On the other side of the ball, this is a very poor matchup for the Irish offense even without having to face Dexter Lawrence. Notre Dame lacks explosiveness and very much needs to remain on schedule with efficiency to maintain success on offense. Despite Ian Book’s efficient numbers, he does not possess a strong arm and Notre Dame is far better on the ground than through the air. Trouble is, nobody has run against Clemson, much less sustained scoring drives; Syracuse and Duke found fleeting success early; Texas A&M and South Carolina hit on busts through the air. The Irish do not have the athleticism or explosiveness outside to burn this defense (there is size but little speed), and any consistent success through the air outside of fades or quick passes likely comes down the seams to tight end Alize Mack.
But will Mack find openings without a run game to open things up for him? Will Clemson need to devote help outside against Miles Boykin?

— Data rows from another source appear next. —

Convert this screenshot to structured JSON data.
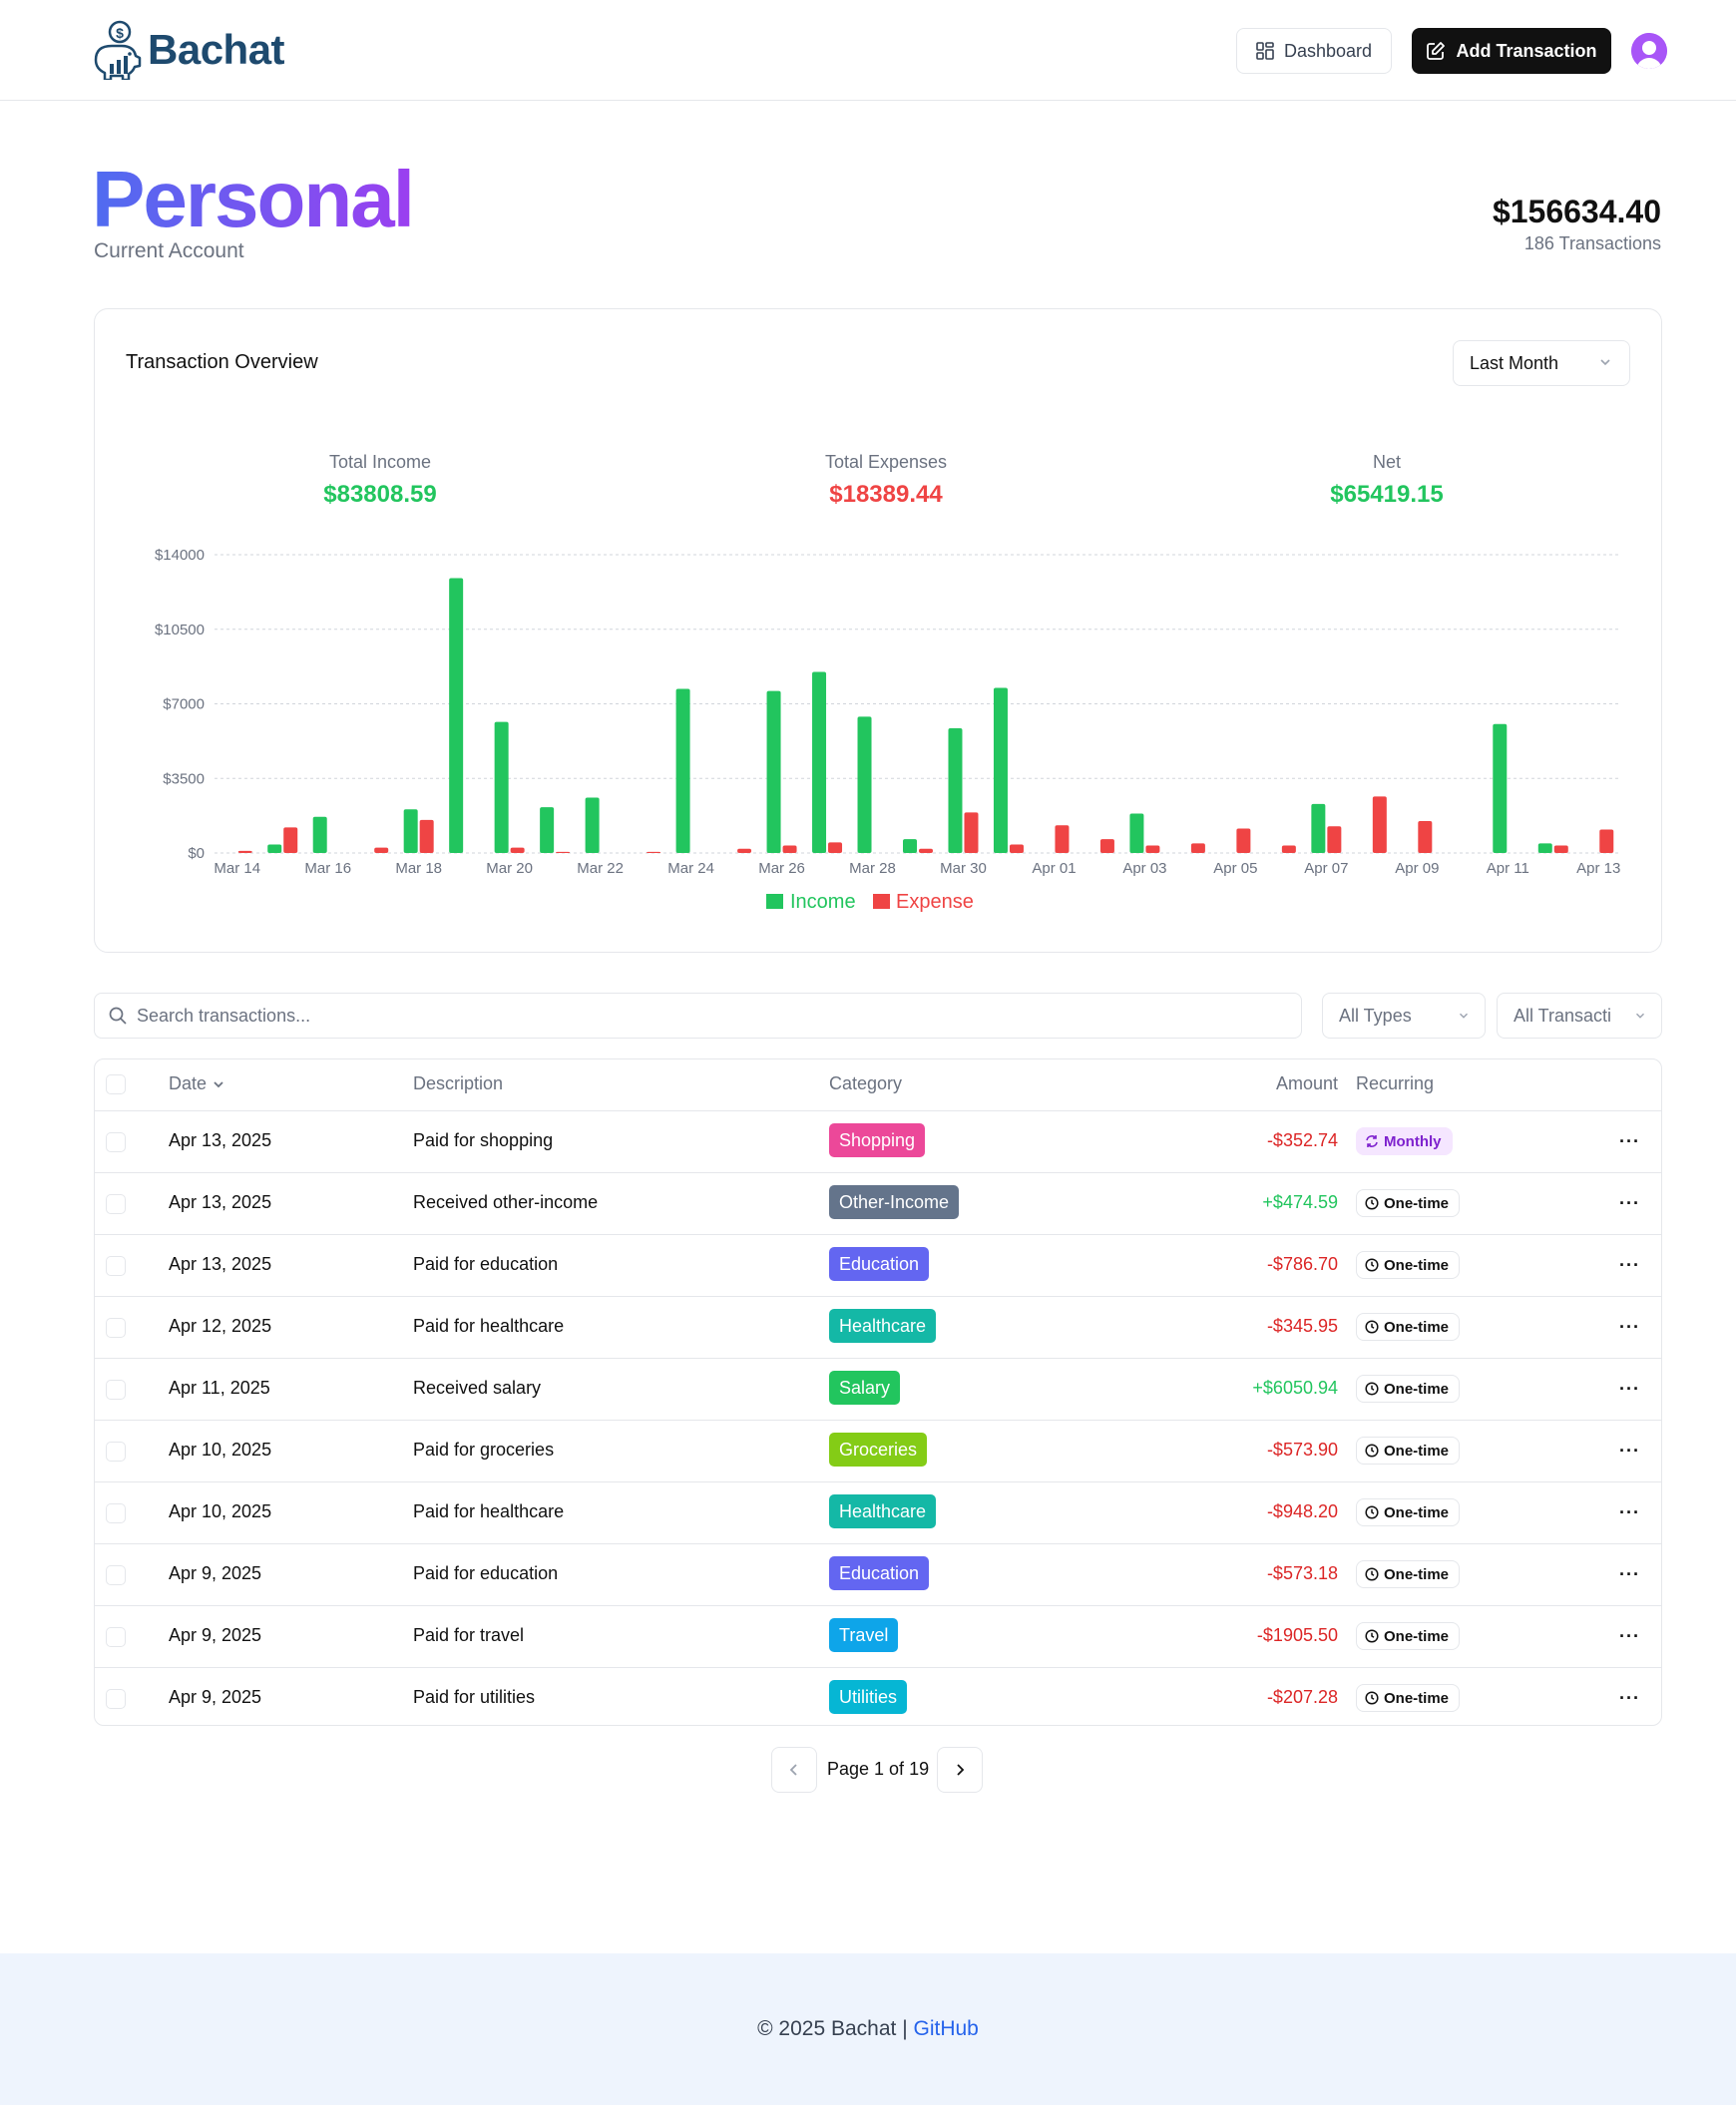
{
  "header": {
    "brand": "Bachat",
    "dashboard_label": "Dashboard",
    "add_label": "Add Transaction"
  },
  "account": {
    "name": "Personal",
    "type": "Current Account",
    "balance": "$156634.40",
    "transactions_count": "186 Transactions"
  },
  "overview": {
    "title": "Transaction Overview",
    "period": "Last Month",
    "stats": [
      {
        "label": "Total Income",
        "value": "$83808.59",
        "color": "#22c55e"
      },
      {
        "label": "Total Expenses",
        "value": "$18389.44",
        "color": "#ef4444"
      },
      {
        "label": "Net",
        "value": "$65419.15",
        "color": "#22c55e"
      }
    ]
  },
  "chart_data": {
    "type": "bar",
    "categories": [
      "Mar 14",
      "Mar 15",
      "Mar 16",
      "Mar 17",
      "Mar 18",
      "Mar 19",
      "Mar 20",
      "Mar 21",
      "Mar 22",
      "Mar 23",
      "Mar 24",
      "Mar 25",
      "Mar 26",
      "Mar 27",
      "Mar 28",
      "Mar 29",
      "Mar 30",
      "Mar 31",
      "Apr 01",
      "Apr 02",
      "Apr 03",
      "Apr 04",
      "Apr 05",
      "Apr 06",
      "Apr 07",
      "Apr 08",
      "Apr 09",
      "Apr 10",
      "Apr 11",
      "Apr 12",
      "Apr 13"
    ],
    "tick_labels": [
      "Mar 14",
      "Mar 16",
      "Mar 18",
      "Mar 20",
      "Mar 22",
      "Mar 24",
      "Mar 26",
      "Mar 28",
      "Mar 30",
      "Apr 01",
      "Apr 03",
      "Apr 05",
      "Apr 07",
      "Apr 09",
      "Apr 11",
      "Apr 13"
    ],
    "series": [
      {
        "name": "Income",
        "color": "#22c55e",
        "values": [
          0,
          400,
          1700,
          0,
          2050,
          12900,
          6150,
          2150,
          2600,
          0,
          7700,
          0,
          7600,
          8500,
          6400,
          650,
          5850,
          7750,
          0,
          0,
          1850,
          0,
          0,
          0,
          2300,
          0,
          0,
          0,
          6050,
          450,
          0
        ]
      },
      {
        "name": "Expense",
        "color": "#ef4444",
        "values": [
          100,
          1200,
          0,
          250,
          1550,
          0,
          250,
          50,
          0,
          50,
          0,
          200,
          350,
          500,
          0,
          200,
          1900,
          400,
          1300,
          650,
          350,
          450,
          1150,
          350,
          1250,
          2650,
          1500,
          0,
          0,
          350,
          1100
        ]
      }
    ],
    "y_ticks": [
      "$0",
      "$3500",
      "$7000",
      "$10500",
      "$14000"
    ],
    "ylim": [
      0,
      14000
    ],
    "grid": true,
    "legend": "bottom-center"
  },
  "search": {
    "placeholder": "Search transactions..."
  },
  "filters": {
    "type": "All Types",
    "scope": "All Transacti"
  },
  "table": {
    "columns": {
      "date": "Date",
      "description": "Description",
      "category": "Category",
      "amount": "Amount",
      "recurring": "Recurring"
    },
    "rows": [
      {
        "date": "Apr 13, 2025",
        "description": "Paid for shopping",
        "category": "Shopping",
        "category_color": "#ec4899",
        "amount": "-$352.74",
        "kind": "expense",
        "recurring": "Monthly",
        "monthly": true
      },
      {
        "date": "Apr 13, 2025",
        "description": "Received other-income",
        "category": "Other-Income",
        "category_color": "#64748b",
        "amount": "+$474.59",
        "kind": "income",
        "recurring": "One-time",
        "monthly": false
      },
      {
        "date": "Apr 13, 2025",
        "description": "Paid for education",
        "category": "Education",
        "category_color": "#6366f1",
        "amount": "-$786.70",
        "kind": "expense",
        "recurring": "One-time",
        "monthly": false
      },
      {
        "date": "Apr 12, 2025",
        "description": "Paid for healthcare",
        "category": "Healthcare",
        "category_color": "#14b8a6",
        "amount": "-$345.95",
        "kind": "expense",
        "recurring": "One-time",
        "monthly": false
      },
      {
        "date": "Apr 11, 2025",
        "description": "Received salary",
        "category": "Salary",
        "category_color": "#22c55e",
        "amount": "+$6050.94",
        "kind": "income",
        "recurring": "One-time",
        "monthly": false
      },
      {
        "date": "Apr 10, 2025",
        "description": "Paid for groceries",
        "category": "Groceries",
        "category_color": "#84cc16",
        "amount": "-$573.90",
        "kind": "expense",
        "recurring": "One-time",
        "monthly": false
      },
      {
        "date": "Apr 10, 2025",
        "description": "Paid for healthcare",
        "category": "Healthcare",
        "category_color": "#14b8a6",
        "amount": "-$948.20",
        "kind": "expense",
        "recurring": "One-time",
        "monthly": false
      },
      {
        "date": "Apr 9, 2025",
        "description": "Paid for education",
        "category": "Education",
        "category_color": "#6366f1",
        "amount": "-$573.18",
        "kind": "expense",
        "recurring": "One-time",
        "monthly": false
      },
      {
        "date": "Apr 9, 2025",
        "description": "Paid for travel",
        "category": "Travel",
        "category_color": "#0ea5e9",
        "amount": "-$1905.50",
        "kind": "expense",
        "recurring": "One-time",
        "monthly": false
      },
      {
        "date": "Apr 9, 2025",
        "description": "Paid for utilities",
        "category": "Utilities",
        "category_color": "#06b6d4",
        "amount": "-$207.28",
        "kind": "expense",
        "recurring": "One-time",
        "monthly": false
      }
    ]
  },
  "pagination": {
    "label": "Page 1 of 19"
  },
  "footer": {
    "copyright": "© 2025 Bachat |",
    "link": "GitHub"
  }
}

With a dominant front seven in run defense, and Trayvon Mullen and AJ Terrell each possessing adequate size and superior speed, I think the answer to each question is no. The indoor conditions and slick turf will only exacerbate Notre Dame’s speed disadvantage. Unless Book has a career day like Jake Bentley AND the Irish completely stuff the run, I don’t think Notre Dame covers the spread unless Trevor Lawrence is simply overwhelmed. Given what we have — or in this case haven’t — seen from a vanilla Irish defense, it’s foolish to think the freshman will be overwhelmed simply by the moment. Lea will have to call more aggressively to keep Clemson from pulling away.